Monday, November 23, 2015

Leave Room for Emergent Requirements

I was remembering my visit to Paris in 2012 after hearing the extremely sad news in the mean while i was searching for a current issue i was facing in my Release plan. Mike Cohen news letter give me an idea which is mentioned as:
 
Let’s suppose we’re planning a holiday somewhere awesome. Let’s make it Paris. I said awesome, didn’t I?

You don’t want to plan every waking moment of the trip. But if you only have a week in Paris, you probably want some sort of plan. You might plan on a couple of days in museums, a day trip out to Versailles, a day strolling the Champs-Élysées, and so on.

Unless you are far more anal than I am, though, you probably would not plan 10:15 a.m. to 3:30 p.m. at Musée d'Orsay, coffee until 4:18 p.m., and so on. You would leave some slack in your schedule. You do this because you want to leave time for things you’ll discover once you’re in Paris.

Similarly, we need to leave slack in our agile team’s release plans for things that will be discovered during the project.

I see product owners who look at a team’s velocity, multiply that by the number of remaining sprints, determine which product backlog items will be delivered, and then guarantee those items will be delivered. Don’t do this. Although that calculation can roughly estimate the amount of functionality that can be delivered, the product owner should not promise specifically those items.

Stakeholders and the product owner will identify new features as the project progresses. Every project of any significant size has what are known as emergent requirements.
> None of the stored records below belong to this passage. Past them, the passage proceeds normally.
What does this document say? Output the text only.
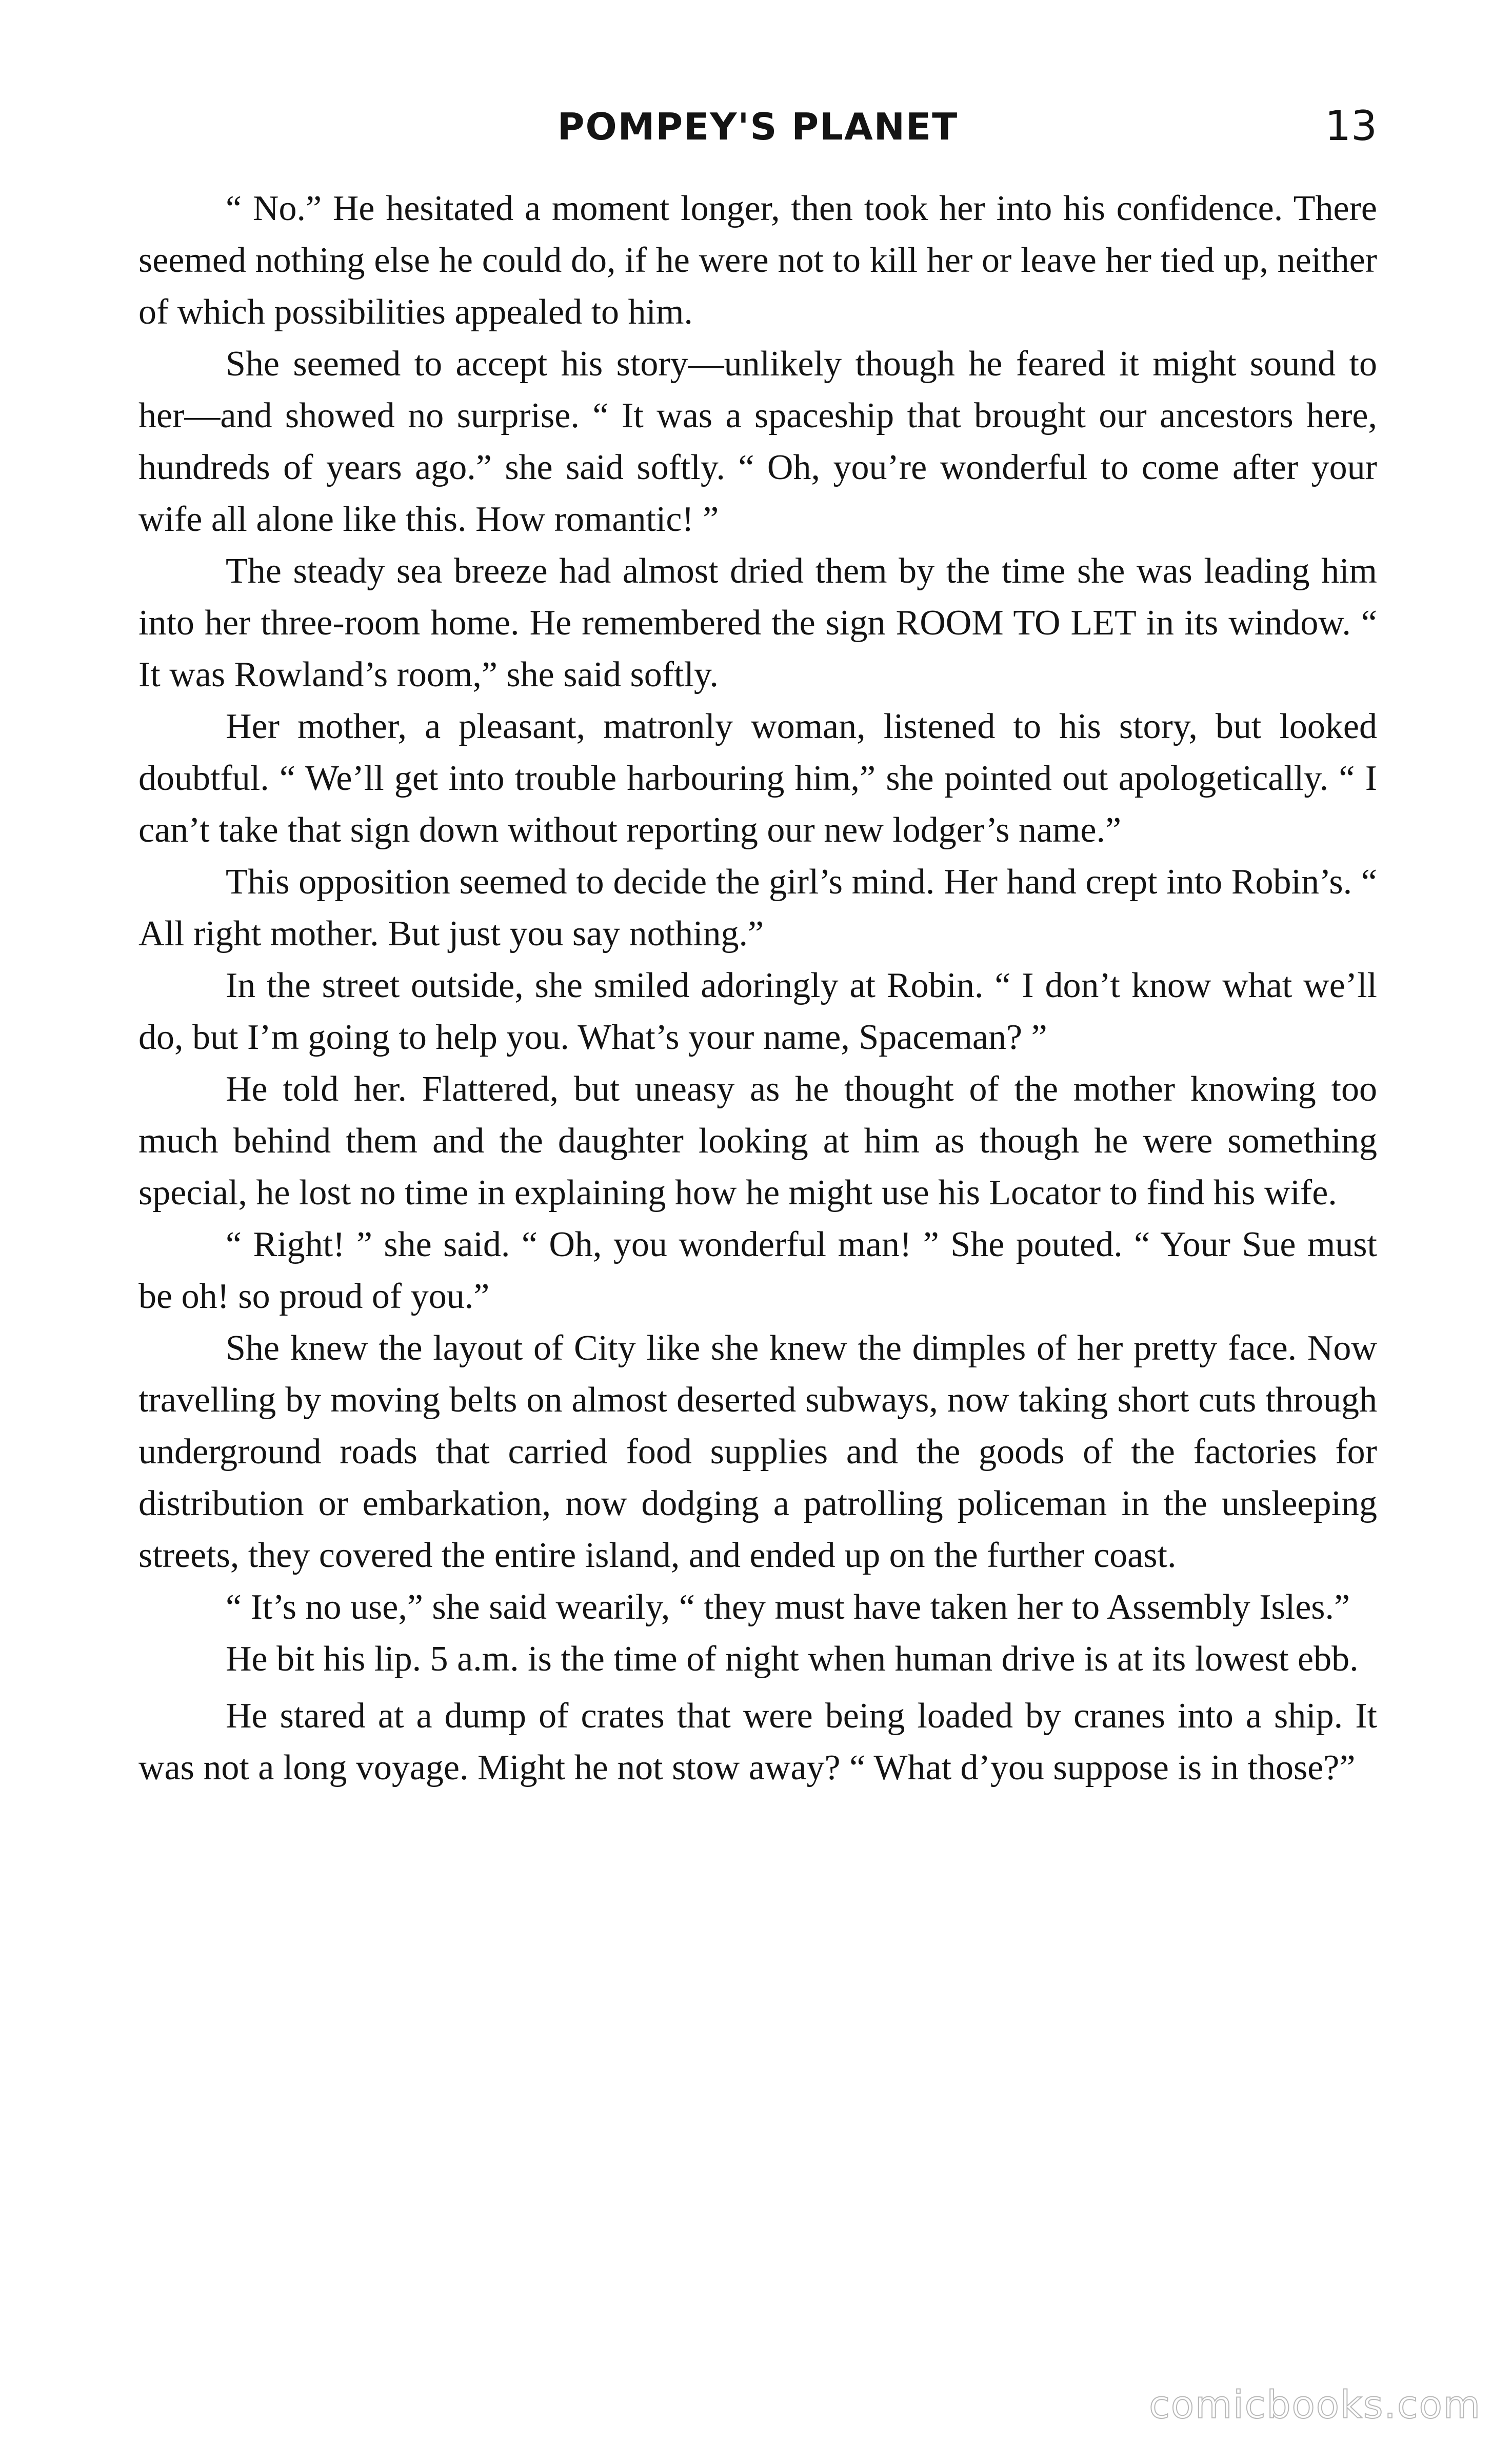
POMPEY'S PLANET	13

“ No.” He hesitated a moment longer, then took her into his confidence. There seemed nothing else he could do, if he were not to kill her or leave her tied up, neither of which possibilities appealed to him.

She seemed to accept his story—unlikely though he feared it might sound to her—and showed no surprise. “ It was a spaceship that brought our ancestors here, hundreds of years ago.” she said softly. “ Oh, you’re wonderful to come after your wife all alone like this. How romantic! ”

The steady sea breeze had almost dried them by the time she was leading him into her three-room home. He remembered the sign ROOM TO LET in its window. “ It was Rowland’s room,” she said softly.

Her mother, a pleasant, matronly woman, listened to his story, but looked doubtful. “ We’ll get into trouble harbouring him,” she pointed out apologetically. “ I can’t take that sign down without reporting our new lodger’s name.”

This opposition seemed to decide the girl’s mind. Her hand crept into Robin’s. “ All right mother. But just you say nothing.”

In the street outside, she smiled adoringly at Robin. “ I don’t know what we’ll do, but I’m going to help you. What’s your name, Spaceman? ”

He told her. Flattered, but uneasy as he thought of the mother knowing too much behind them and the daughter looking at him as though he were something special, he lost no time in explaining how he might use his Locator to find his wife.

“ Right! ” she said. “ Oh, you wonderful man! ” She pouted. “ Your Sue must be oh! so proud of you.”

She knew the layout of City like she knew the dimples of her pretty face. Now travelling by moving belts on almost deserted subways, now taking short cuts through underground roads that carried food supplies and the goods of the factories for distribution or embarkation, now dodging a patrolling policeman in the unsleeping streets, they covered the entire island, and ended up on the further coast.

“ It’s no use,” she said wearily, “ they must have taken her to Assembly Isles.”

He bit his lip. 5 a.m. is the time of night when human drive is at its lowest ebb.

He stared at a dump of crates that were being loaded by cranes into a ship. It was not a long voyage. Might he not stow away? “ What d’you suppose is in those?”

comicbooks.com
An emergent requirement is a feature that stakeholders could not have thought of in advance.

So it’s not just a feature that stakeholders failed to think of by rushing or being lazy. It’s a feature they could not think of until they saw a partial implementation of the system and went hands-on with it.

Product owners need to acknowledge these exist and will be discovered as a project progresses--just like you’ll find great cafes down hidden side streets in Paris.

And by doing so, we can succeed with agile.